I'm trying to create a histogram which uses one column in the data set for the fill colour and another column in the data set for the groups. Both of these are define within the aes()
. Then I add a white border which goes around each group. There are more groups than fill categories.
My problem is that when I define groups, the sub-groups within the same fill category are not stacked together in the bars - they seem to be following a random order. I tried ordering the data.frame
by the fill column before passing it to ggplot()
but this doesn't help.
How can I display observations with the same fill category together even when they are in different sub-groups and from different dates (my x axis is dates)?
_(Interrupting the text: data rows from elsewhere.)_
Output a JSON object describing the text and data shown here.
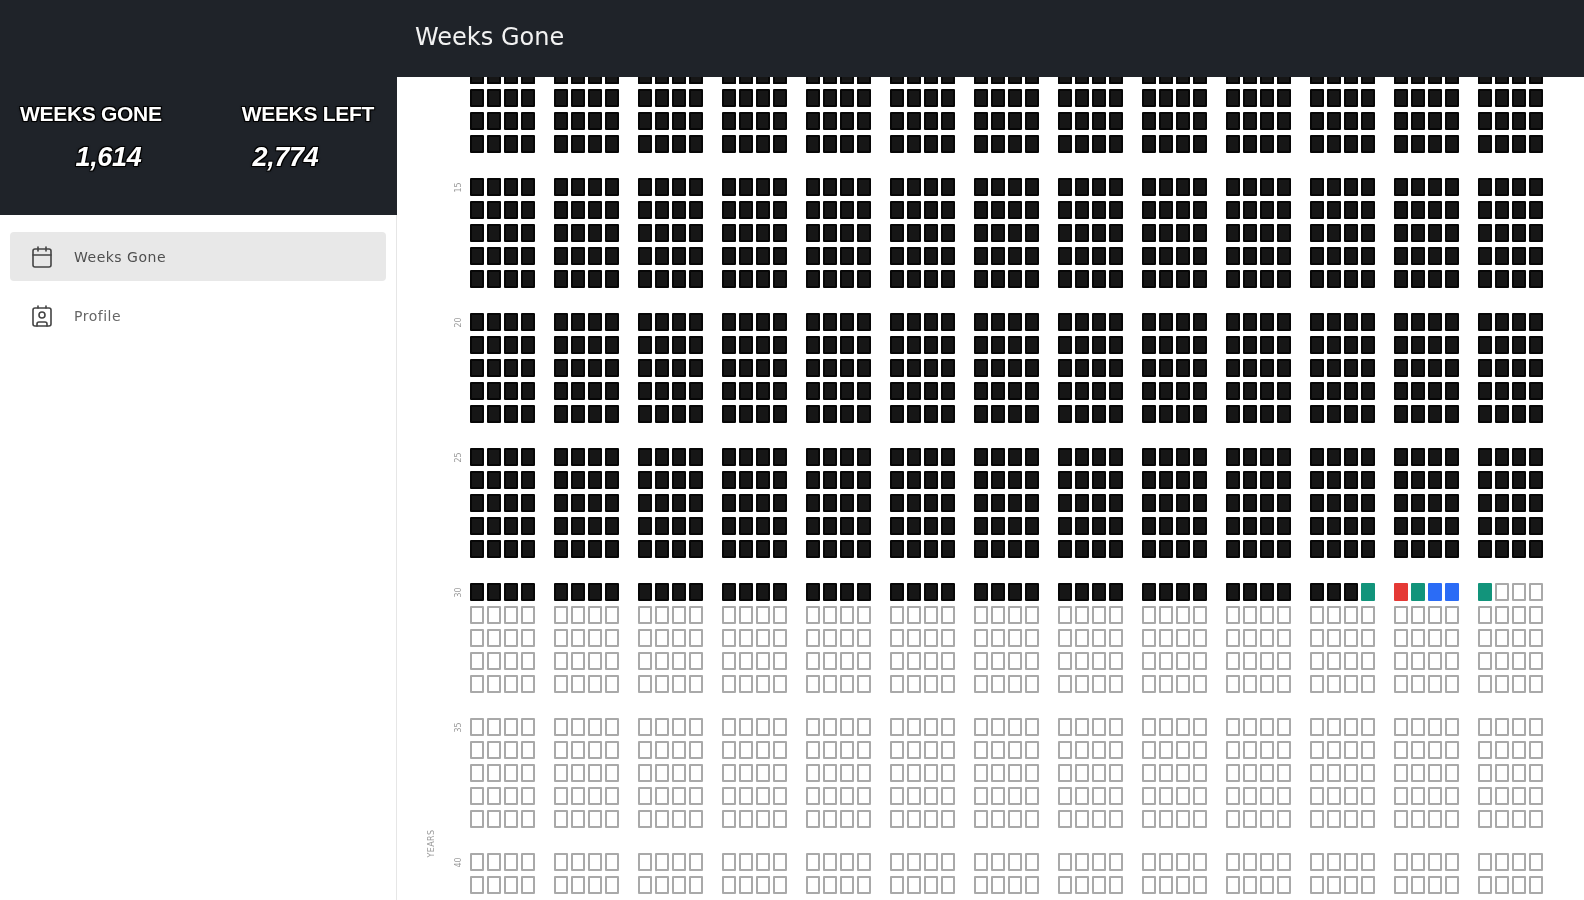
{
  "header": {
    "title": "Weeks Gone"
  },
  "stats": [
    {
      "label": "WEEKS GONE",
      "value": "1,614"
    },
    {
      "label": "WEEKS LEFT",
      "value": "2,774"
    }
  ],
  "nav": [
    {
      "label": "Weeks Gone",
      "selected": true
    },
    {
      "label": "Profile",
      "selected": false
    }
  ],
  "grid": {
    "axis_label": "YEARS",
    "bands": [
      {
        "years": [
          {
            "kind": "past"
          },
          {
            "kind": "past"
          },
          {
            "kind": "past"
          },
          {
            "kind": "past"
          }
        ]
      },
      {
        "label": "15",
        "years": [
          {
            "kind": "past"
          },
          {
            "kind": "past"
          },
          {
            "kind": "past"
          },
          {
            "kind": "past"
          },
          {
            "kind": "past"
          }
        ]
      },
      {
        "label": "20",
        "years": [
          {
            "kind": "past"
          },
          {
            "kind": "past"
          },
          {
            "kind": "past"
          },
          {
            "kind": "past"
          },
          {
            "kind": "past"
          }
        ]
      },
      {
        "label": "25",
        "years": [
          {
            "kind": "past"
          },
          {
            "kind": "past"
          },
          {
            "kind": "past"
          },
          {
            "kind": "past"
          },
          {
            "kind": "past"
          }
        ]
      },
      {
        "label": "30",
        "years": [
          {
            "kind": "current",
            "weeks": [
              {
                "kind": "past"
              },
              {
                "kind": "past"
              },
              {
                "kind": "past"
              },
              {
                "kind": "past"
              },
              {
                "kind": "past"
              },
              {
                "kind": "past"
              },
              {
                "kind": "past"
              },
              {
                "kind": "past"
              },
              {
                "kind": "past"
              },
              {
                "kind": "past"
              },
              {
                "kind": "past"
              },
              {
                "kind": "past"
              },
              {
                "kind": "past"
              },
              {
                "kind": "past"
              },
              {
                "kind": "past"
              },
              {
                "kind": "past"
              },
              {
                "kind": "past"
              },
              {
                "kind": "past"
              },
              {
                "kind": "past"
              },
              {
                "kind": "past"
              },
              {
                "kind": "past"
              },
              {
                "kind": "past"
              },
              {
                "kind": "past"
              },
              {
                "kind": "past"
              },
              {
                "kind": "past"
              },
              {
                "kind": "past"
              },
              {
                "kind": "past"
              },
              {
                "kind": "past"
              },
              {
                "kind": "past"
              },
              {
                "kind": "past"
              },
              {
                "kind": "past"
              },
              {
                "kind": "past"
              },
              {
                "kind": "past"
              },
              {
                "kind": "past"
              },
              {
                "kind": "past"
              },
              {
                "kind": "past"
              },
              {
                "kind": "past"
              },
              {
                "kind": "past"
              },
              {
                "kind": "past"
              },
              {
                "kind": "past"
              },
              {
                "kind": "past"
              },
              {
                "kind": "past"
              },
              {
                "kind": "past"
              },
              {
                "kind": "event",
                "color": "#12947b"
              },
              {
                "kind": "event",
                "color": "#e53935"
              },
              {
                "kind": "event",
                "color": "#12947b"
              },
              {
                "kind": "event",
                "color": "#2b6cf6"
              },
              {
                "kind": "event",
                "color": "#2b6cf6"
              },
              {
                "kind": "event",
                "color": "#12947b"
              },
              {
                "kind": "future"
              },
              {
                "kind": "future"
              },
              {
                "kind": "future"
              }
            ]
          },
          {
            "kind": "future"
          },
          {
            "kind": "future"
          },
          {
            "kind": "future"
          },
          {
            "kind": "future"
          }
        ]
      },
      {
        "label": "35",
        "years": [
          {
            "kind": "future"
          },
          {
            "kind": "future"
          },
          {
            "kind": "future"
          },
          {
            "kind": "future"
          },
          {
            "kind": "future"
          }
        ]
      },
      {
        "label": "40",
        "years": [
          {
            "kind": "future"
          },
          {
            "kind": "future"
          }
        ]
      }
    ]
  }
}
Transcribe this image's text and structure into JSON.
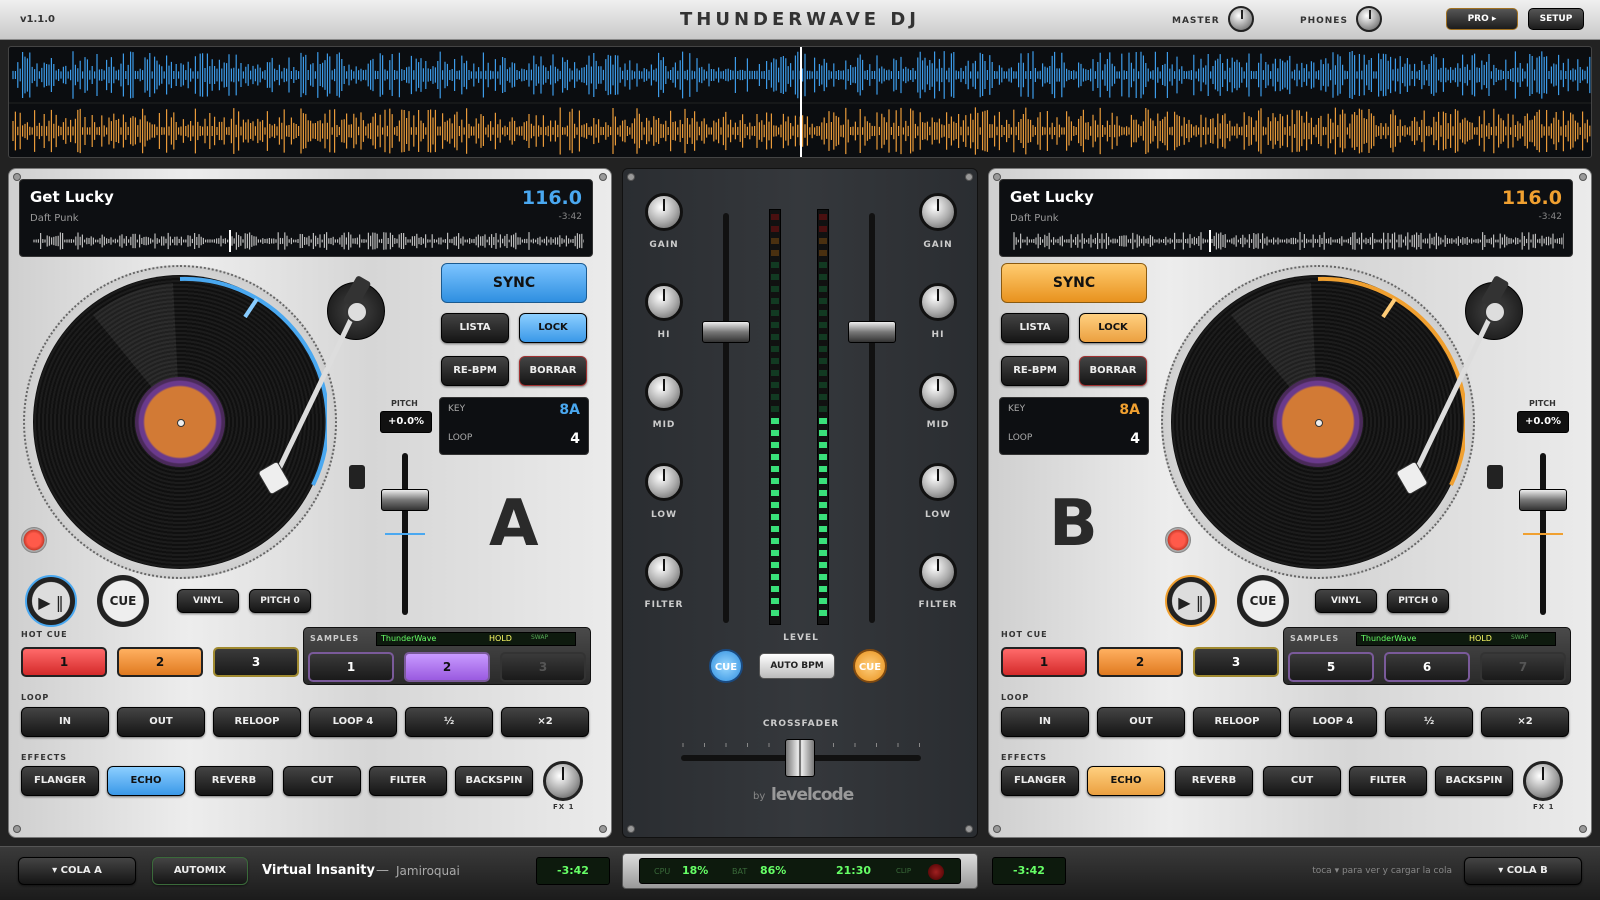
{
  "app": {
    "version": "v1.1.0",
    "title": "THUNDERWAVE DJ",
    "master_label": "MASTER",
    "phones_label": "PHONES",
    "pro_label": "PRO ▸",
    "setup_label": "SETUP"
  },
  "colors": {
    "deck_a": "#4aa8f0",
    "deck_b": "#f0a030",
    "wave_a": "#3d9be8",
    "wave_b": "#e89a3a"
  },
  "deck_a": {
    "title": "Get Lucky",
    "artist": "Daft Punk",
    "bpm": "116.0",
    "remaining": "-3:42",
    "sync": "SYNC",
    "lista": "LISTA",
    "lock": "LOCK",
    "rebpm": "RE-BPM",
    "borrar": "BORRAR",
    "key_label": "KEY",
    "key": "8A",
    "loop_label": "LOOP",
    "loop": "4",
    "pitch_label": "PITCH",
    "pitch": "+0.0%",
    "letter": "A",
    "play": "▶ ‖",
    "cue": "CUE",
    "vinyl": "VINYL",
    "pitch0": "PITCH 0",
    "hotcue_label": "HOT CUE",
    "hotcues": [
      "1",
      "2",
      "3"
    ],
    "samples_label": "SAMPLES",
    "samples_name": "ThunderWave",
    "hold": "HOLD",
    "swap": "SWAP",
    "sample_pads": [
      "1",
      "2",
      "3"
    ],
    "loop_section": "LOOP",
    "loop_buttons": [
      "IN",
      "OUT",
      "RELOOP",
      "LOOP 4",
      "½",
      "×2"
    ],
    "effects_label": "EFFECTS",
    "effects": [
      "FLANGER",
      "ECHO",
      "REVERB",
      "CUT",
      "FILTER",
      "BACKSPIN"
    ],
    "fx_label": "FX 1"
  },
  "deck_b": {
    "title": "Get Lucky",
    "artist": "Daft Punk",
    "bpm": "116.0",
    "remaining": "-3:42",
    "sync": "SYNC",
    "lista": "LISTA",
    "lock": "LOCK",
    "rebpm": "RE-BPM",
    "borrar": "BORRAR",
    "key_label": "KEY",
    "key": "8A",
    "loop_label": "LOOP",
    "loop": "4",
    "pitch_label": "PITCH",
    "pitch": "+0.0%",
    "letter": "B",
    "play": "▶ ‖",
    "cue": "CUE",
    "vinyl": "VINYL",
    "pitch0": "PITCH 0",
    "hotcue_label": "HOT CUE",
    "hotcues": [
      "1",
      "2",
      "3"
    ],
    "samples_label": "SAMPLES",
    "samples_name": "ThunderWave",
    "hold": "HOLD",
    "swap": "SWAP",
    "sample_pads": [
      "5",
      "6",
      "7"
    ],
    "loop_section": "LOOP",
    "loop_buttons": [
      "IN",
      "OUT",
      "RELOOP",
      "LOOP 4",
      "½",
      "×2"
    ],
    "effects_label": "EFFECTS",
    "effects": [
      "FLANGER",
      "ECHO",
      "REVERB",
      "CUT",
      "FILTER",
      "BACKSPIN"
    ],
    "fx_label": "FX 1"
  },
  "mixer": {
    "knobs": [
      "GAIN",
      "HI",
      "MID",
      "LOW",
      "FILTER"
    ],
    "level_label": "LEVEL",
    "cue_a": "CUE",
    "auto_bpm": "AUTO BPM",
    "cue_b": "CUE",
    "crossfader_label": "CROSSFADER",
    "brand_by": "by",
    "brand": "levelcode"
  },
  "bottom": {
    "queue_a": "▾ COLA A",
    "automix": "AUTOMIX",
    "next_title": "Virtual Insanity",
    "separator": "—",
    "next_artist": "Jamiroquai",
    "time_a": "-3:42",
    "cpu_label": "CPU",
    "cpu": "18%",
    "bat_label": "BAT",
    "bat": "86%",
    "clock": "21:30",
    "clip_label": "CLIP",
    "time_b": "-3:42",
    "hint": "toca ▾ para ver y cargar la cola",
    "queue_b": "▾ COLA B"
  }
}
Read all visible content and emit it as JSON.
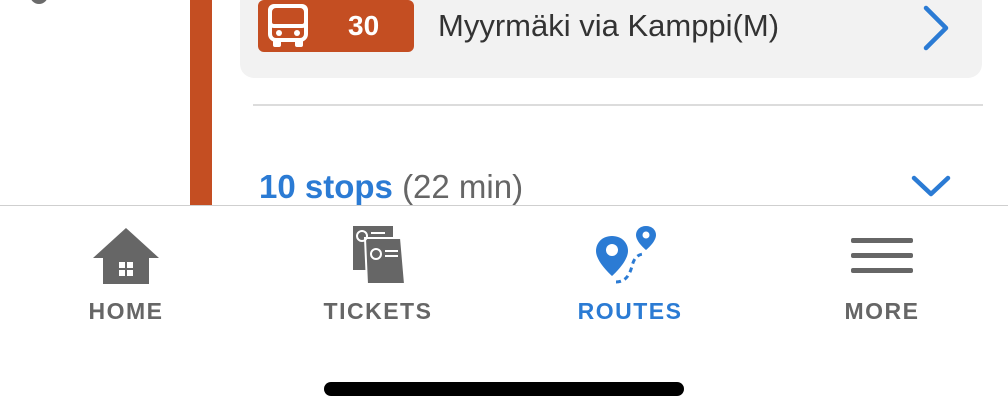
{
  "leg": {
    "bus_number": "30",
    "destination": "Myyrmäki via Kamppi(M)",
    "stops_count": "10 stops",
    "stops_duration": "(22 min)",
    "route_color": "#c44e22"
  },
  "tabs": [
    {
      "label": "HOME",
      "icon": "home-icon",
      "active": false
    },
    {
      "label": "TICKETS",
      "icon": "tickets-icon",
      "active": false
    },
    {
      "label": "ROUTES",
      "icon": "routes-icon",
      "active": true
    },
    {
      "label": "MORE",
      "icon": "menu-icon",
      "active": false
    }
  ],
  "colors": {
    "accent": "#2b7bd4",
    "inactive": "#666666",
    "bus": "#c44e22"
  }
}
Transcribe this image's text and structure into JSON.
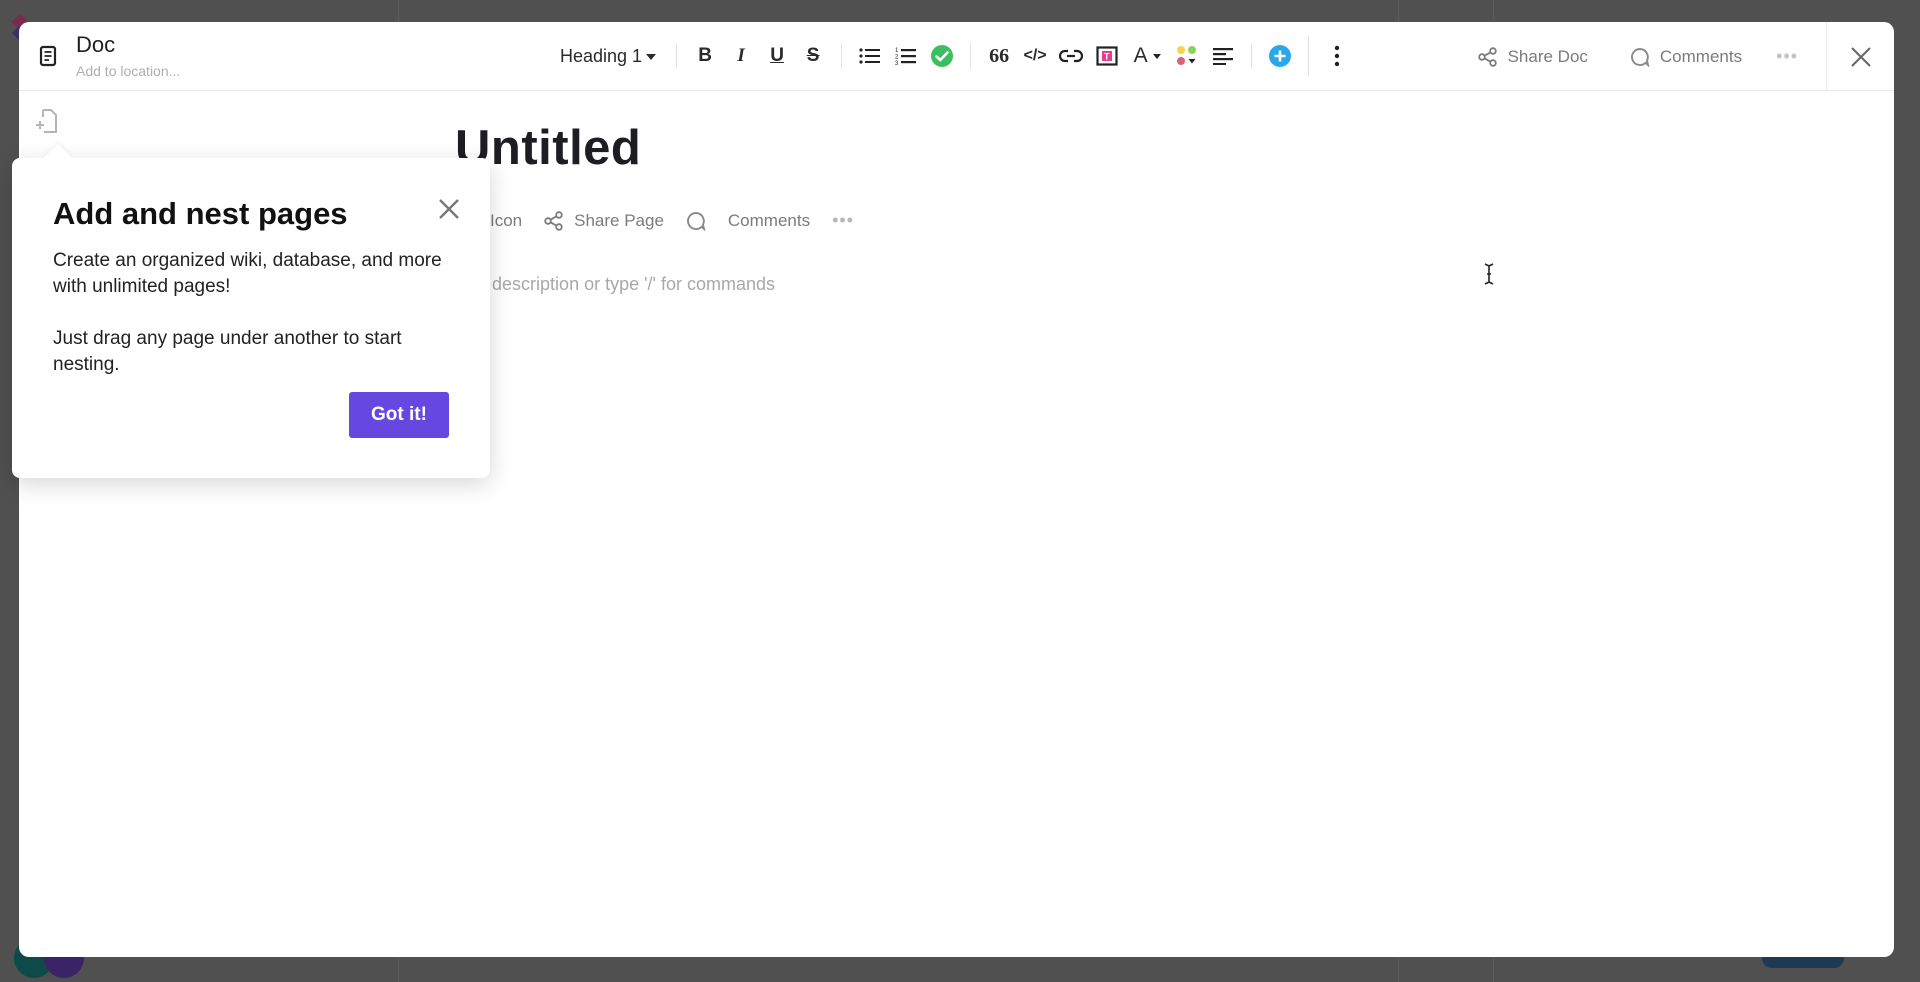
{
  "document": {
    "icon": "document-icon",
    "title": "Doc",
    "location_placeholder": "Add to location..."
  },
  "toolbar": {
    "heading_style": "Heading 1",
    "buttons": [
      {
        "name": "bold",
        "icon": "bold-icon",
        "glyph": "B"
      },
      {
        "name": "italic",
        "icon": "italic-icon",
        "glyph": "I"
      },
      {
        "name": "underline",
        "icon": "underline-icon",
        "glyph": "U"
      },
      {
        "name": "strikethrough",
        "icon": "strikethrough-icon",
        "glyph": "S"
      },
      {
        "name": "bulleted-list",
        "icon": "bulleted-list-icon"
      },
      {
        "name": "numbered-list",
        "icon": "numbered-list-icon"
      },
      {
        "name": "checklist",
        "icon": "checkmark-circle-icon"
      },
      {
        "name": "quote",
        "icon": "quote-icon",
        "glyph": "66"
      },
      {
        "name": "code",
        "icon": "code-icon",
        "glyph": "</>"
      },
      {
        "name": "link",
        "icon": "link-icon"
      },
      {
        "name": "banner",
        "icon": "text-banner-icon",
        "glyph": "T"
      },
      {
        "name": "text-color",
        "icon": "text-color-icon",
        "glyph": "A"
      },
      {
        "name": "highlight-colors",
        "icon": "color-palette-icon"
      },
      {
        "name": "align",
        "icon": "align-left-icon"
      },
      {
        "name": "insert",
        "icon": "plus-circle-icon"
      },
      {
        "name": "more",
        "icon": "vertical-dots-icon"
      }
    ],
    "colors": {
      "checklist": "#3bbf5e",
      "insert": "#2aa7e8",
      "banner": "#e83e8c",
      "palette": [
        "#f5d547",
        "#8bd35b",
        "#d9617a"
      ]
    }
  },
  "header_actions": {
    "share_doc": "Share Doc",
    "comments": "Comments",
    "more": "more-options-icon",
    "close": "close-icon"
  },
  "page": {
    "title": "Untitled",
    "actions": {
      "add_icon": "Add Icon",
      "share_page": "Share Page",
      "comments": "Comments"
    },
    "description_placeholder": "Add description or type '/' for commands",
    "description_visible": "scription or type '/' for commands"
  },
  "popover": {
    "title": "Add and nest pages",
    "paragraph_1": "Create an organized wiki, database, and more with unlimited pages!",
    "paragraph_2": "Just drag any page under another to start nesting.",
    "button": "Got it!",
    "accent": "#6647e0"
  }
}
Here is some example data:
# Set seed for reproducibility:
set.seed(123)
# Set start date:
start_date <- as.Date("2024-01-01")
# Set end date:
end_date <- as.Date("2024-04-01")
# Create data.frame:
data <- data.frame(
onset_date = sample(seq(start_date, end_date, by = "day"),
100,
replace = TRUE),
category = sample(c("A", "B"),
100,
replace = TRUE))
# Add row names for grouping:
data$grouping <- as.numeric(row.names(data))
# Create epicurve_breaks
epicurve_breaks <- seq.Date(
from = start_date,
to = end_date,
by = "week")
Here is the histogram without groups:
p1 <- ggplot(data,
aes(x = onset_date, fill = category)) +
geom_histogram(breaks = epicurve_breaks,
closed = 'left',
colour = "white")
This give the following plot - - as you can see the entities from the same fill category are stacked together:
Here is the code for the plot when I add groups:
p2 <- ggplot(data,
aes(x = onset_date, fill = category, group = grouping)) +
geom_histogram(breaks = epicurve_breaks,
closed = 'left',
colour = "white")
Here is the plot with groupings - now the category A and B squares are no longer clustered together on the bar:
Any advice on how I can keep the categories grouped together even when there are subgroups within categories, would be much appreciated.
Ordering is by factor levels. Using forcats
we can e.g. do:
ggplot(
data,
aes(onset_date, fill = category, group = fct_reorder(factor(grouping), category))
) +
geom_histogram(
breaks = epicurve_breaks,
closed = 'left',
colour = "white"
) +
coord_fixed(6)
(I'm not sure why my data looks different, I used your seed.)